I'm looking for a proof that $\text{erfc}(x)\leqslant e^{-x^2}$ without invoking any probability theory.
Some sources say this inequality is a result of the "Chernoff bound," which seems to come from probability theory. But in principle this inequality is about real-valued functions and should not require any reference to probability theory.
Is there a simple way to prove this?
On
For $x \ge \dfrac{1}{\sqrt{\pi}}$, we have $\dfrac{t}{x} \ge 1$ for all $t \in [x,\infty)$, and thus $$\text{erfc}(x) = \dfrac{2}{\sqrt{\pi}}\int_{x}^{\infty}e^{-t^2}\,dt \le \dfrac{2}{\sqrt{\pi}}\int_{x}^{\infty}\dfrac{t}{x}e^{-t^2}\,dt = \dfrac{1}{x\sqrt{\pi}}e^{-x^2} \le e^{-x^2}.$$
Also, for $0 \le x \le \dfrac{1}{\sqrt{\pi}}$, we have $t\sqrt{\pi} \le 1$ for all $t \in [0,x]$, and thus
$$1-\text{erfc}(x) = \dfrac{2}{\sqrt{\pi}}\int_{0}^{x}e^{-t^2}\,dt \ge \dfrac{2}{\sqrt{\pi}}\int_{0}^{x}t\sqrt{\pi}e^{-t^2}\,dt = 1-e^{-x^2},$$ i.e. $\text{erfc}(x) \le e^{-x^2}$.
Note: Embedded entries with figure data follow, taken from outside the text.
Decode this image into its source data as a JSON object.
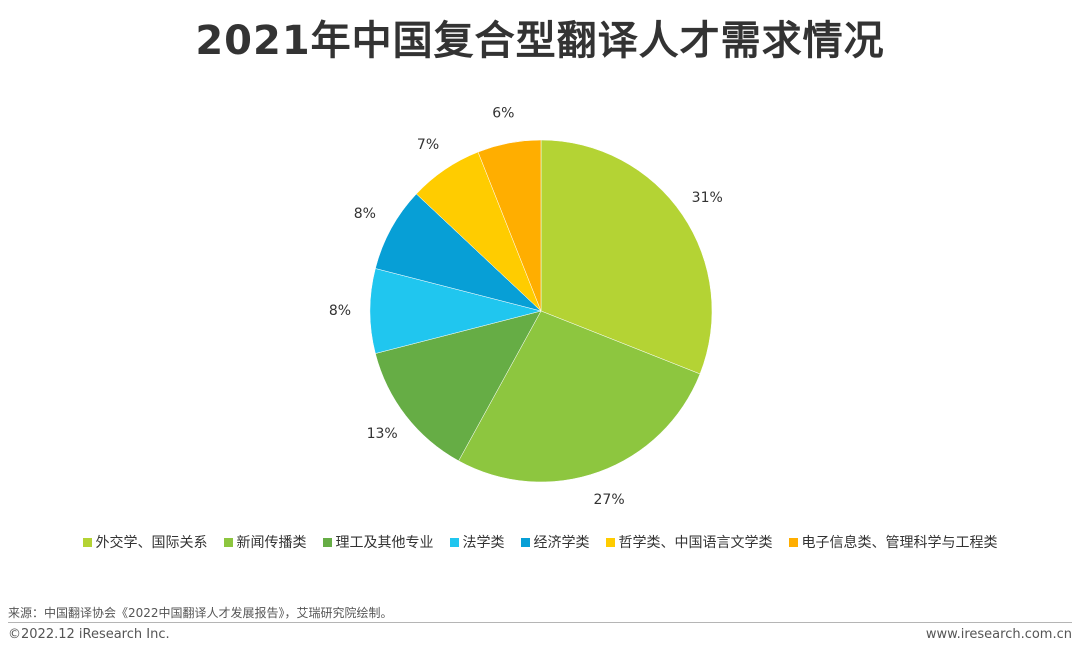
{
  "chart_data": {
    "type": "pie",
    "title": "2021年中国复合型翻译人才需求情况",
    "categories": [
      "外交学、国际关系",
      "新闻传播类",
      "理工及其他专业",
      "法学类",
      "经济学类",
      "哲学类、中国语言文学类",
      "电子信息类、管理科学与工程类"
    ],
    "values": [
      31,
      27,
      13,
      8,
      8,
      7,
      6
    ],
    "labels": [
      "31%",
      "27%",
      "13%",
      "8%",
      "8%",
      "7%",
      "6%"
    ],
    "colors": [
      "#b4d334",
      "#8dc63f",
      "#66ad45",
      "#20c6ef",
      "#079fd6",
      "#ffcc00",
      "#ffae00"
    ],
    "legend_position": "bottom"
  },
  "footer": {
    "source": "来源：中国翻译协会《2022中国翻译人才发展报告》，艾瑞研究院绘制。",
    "copyright": "©2022.12 iResearch Inc.",
    "website": "www.iresearch.com.cn"
  }
}
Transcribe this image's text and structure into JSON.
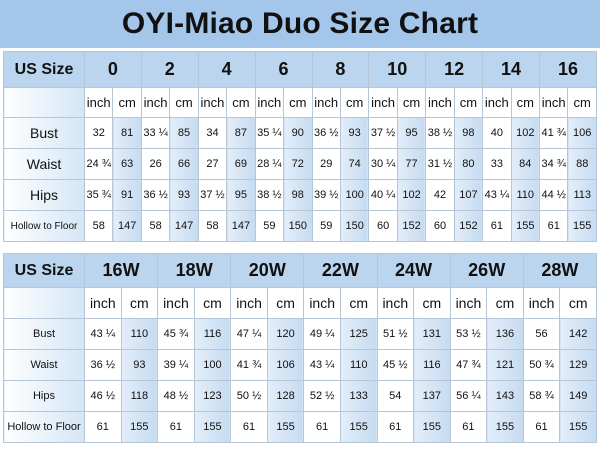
{
  "title": "OYI-Miao Duo Size Chart",
  "table1": {
    "corner": "US Size",
    "sizes": [
      "0",
      "2",
      "4",
      "6",
      "8",
      "10",
      "12",
      "14",
      "16"
    ],
    "units": [
      "inch",
      "cm"
    ],
    "rows": [
      {
        "label": "Bust",
        "values": [
          "32",
          "81",
          "33 ¼",
          "85",
          "34",
          "87",
          "35 ¼",
          "90",
          "36 ½",
          "93",
          "37 ½",
          "95",
          "38 ½",
          "98",
          "40",
          "102",
          "41 ¾",
          "106"
        ]
      },
      {
        "label": "Waist",
        "values": [
          "24 ¾",
          "63",
          "26",
          "66",
          "27",
          "69",
          "28 ¼",
          "72",
          "29",
          "74",
          "30 ¼",
          "77",
          "31 ½",
          "80",
          "33",
          "84",
          "34 ¾",
          "88"
        ]
      },
      {
        "label": "Hips",
        "values": [
          "35 ¾",
          "91",
          "36 ½",
          "93",
          "37 ½",
          "95",
          "38 ½",
          "98",
          "39 ½",
          "100",
          "40 ¼",
          "102",
          "42",
          "107",
          "43 ¼",
          "110",
          "44 ½",
          "113"
        ]
      },
      {
        "label": "Hollow to Floor",
        "values": [
          "58",
          "147",
          "58",
          "147",
          "58",
          "147",
          "59",
          "150",
          "59",
          "150",
          "60",
          "152",
          "60",
          "152",
          "61",
          "155",
          "61",
          "155"
        ]
      }
    ]
  },
  "table2": {
    "corner": "US Size",
    "sizes": [
      "16W",
      "18W",
      "20W",
      "22W",
      "24W",
      "26W",
      "28W"
    ],
    "units": [
      "inch",
      "cm"
    ],
    "rows": [
      {
        "label": "Bust",
        "values": [
          "43 ¼",
          "110",
          "45 ¾",
          "116",
          "47 ¼",
          "120",
          "49 ¼",
          "125",
          "51 ½",
          "131",
          "53 ½",
          "136",
          "56",
          "142"
        ]
      },
      {
        "label": "Waist",
        "values": [
          "36 ½",
          "93",
          "39 ¼",
          "100",
          "41 ¾",
          "106",
          "43 ¼",
          "110",
          "45 ½",
          "116",
          "47 ¾",
          "121",
          "50 ¾",
          "129"
        ]
      },
      {
        "label": "Hips",
        "values": [
          "46 ½",
          "118",
          "48 ½",
          "123",
          "50 ½",
          "128",
          "52 ½",
          "133",
          "54",
          "137",
          "56 ¼",
          "143",
          "58 ¾",
          "149"
        ]
      },
      {
        "label": "Hollow to Floor",
        "values": [
          "61",
          "155",
          "61",
          "155",
          "61",
          "155",
          "61",
          "155",
          "61",
          "155",
          "61",
          "155",
          "61",
          "155"
        ]
      }
    ]
  }
}
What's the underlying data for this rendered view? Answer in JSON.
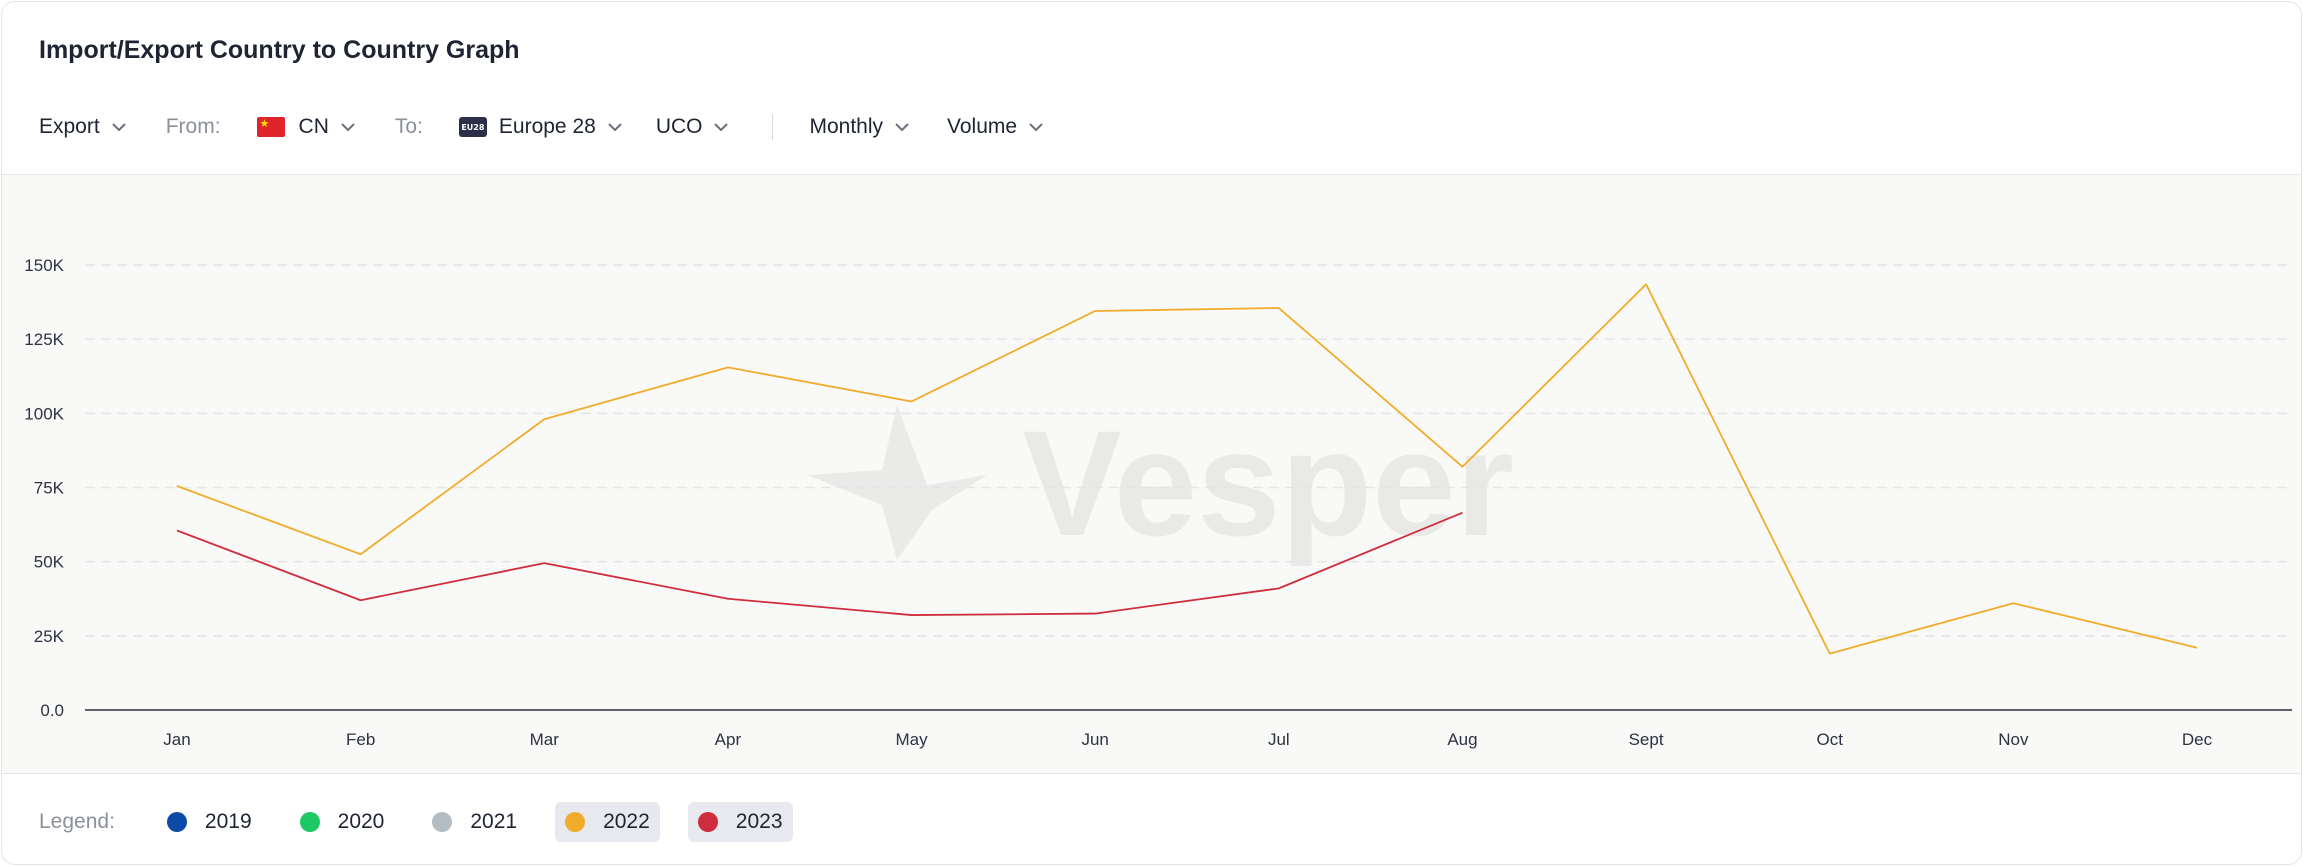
{
  "header": {
    "title": "Import/Export Country to Country Graph"
  },
  "controls": {
    "direction": "Export",
    "from_label": "From:",
    "from_value": "CN",
    "to_label": "To:",
    "to_badge": "EU28",
    "to_value": "Europe 28",
    "product": "UCO",
    "period": "Monthly",
    "metric": "Volume"
  },
  "watermark": {
    "text": "Vesper"
  },
  "legend": {
    "label": "Legend:",
    "items": [
      {
        "name": "2019",
        "color": "#0b4aa6",
        "active": false
      },
      {
        "name": "2020",
        "color": "#1ec862",
        "active": false
      },
      {
        "name": "2021",
        "color": "#b3bcc3",
        "active": false
      },
      {
        "name": "2022",
        "color": "#f1ac2b",
        "active": true
      },
      {
        "name": "2023",
        "color": "#cf2d3d",
        "active": true
      }
    ]
  },
  "chart_data": {
    "type": "line",
    "categories": [
      "Jan",
      "Feb",
      "Mar",
      "Apr",
      "May",
      "Jun",
      "Jul",
      "Aug",
      "Sept",
      "Oct",
      "Nov",
      "Dec"
    ],
    "ylim": [
      0,
      150000
    ],
    "yticks": [
      0,
      25000,
      50000,
      75000,
      100000,
      125000,
      150000
    ],
    "ytick_labels": [
      "0.0",
      "25K",
      "50K",
      "75K",
      "100K",
      "125K",
      "150K"
    ],
    "grid": true,
    "legend_position": "bottom",
    "series": [
      {
        "name": "2022",
        "color": "#f1ac2b",
        "values": [
          75500,
          52500,
          98000,
          115500,
          104000,
          134500,
          135500,
          82000,
          143500,
          19000,
          36000,
          21000
        ]
      },
      {
        "name": "2023",
        "color": "#cf2d3d",
        "values": [
          60500,
          37000,
          49500,
          37500,
          32000,
          32500,
          41000,
          66500,
          null,
          null,
          null,
          null
        ]
      }
    ]
  }
}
For $x \ge 0$ one can substitute $t = x+s$ in the integral: $$ \operatorname{erfc}(x) = \frac{2}{\sqrt \pi} \int_x^\infty e^{-t^2} \, dt = \frac{2}{\sqrt \pi} \int_0^\infty e^{-(x+s)^2} \, ds \\ = \frac{2}{\sqrt \pi} e^{-x^2 }\int_0^\infty e^{-2xs}e^{-s^2} \, ds \le \frac{2}{\sqrt \pi} e^{-x^2 }\int_0^\infty e^{-s^2} \, ds \\ = e^{-x^2 }\operatorname{erfc}(0) = e^{-x^2 } $$
For $x< 0$ the estimate does not hold because then $e^{-x^2} < 1 < \operatorname{erfc}(x)$.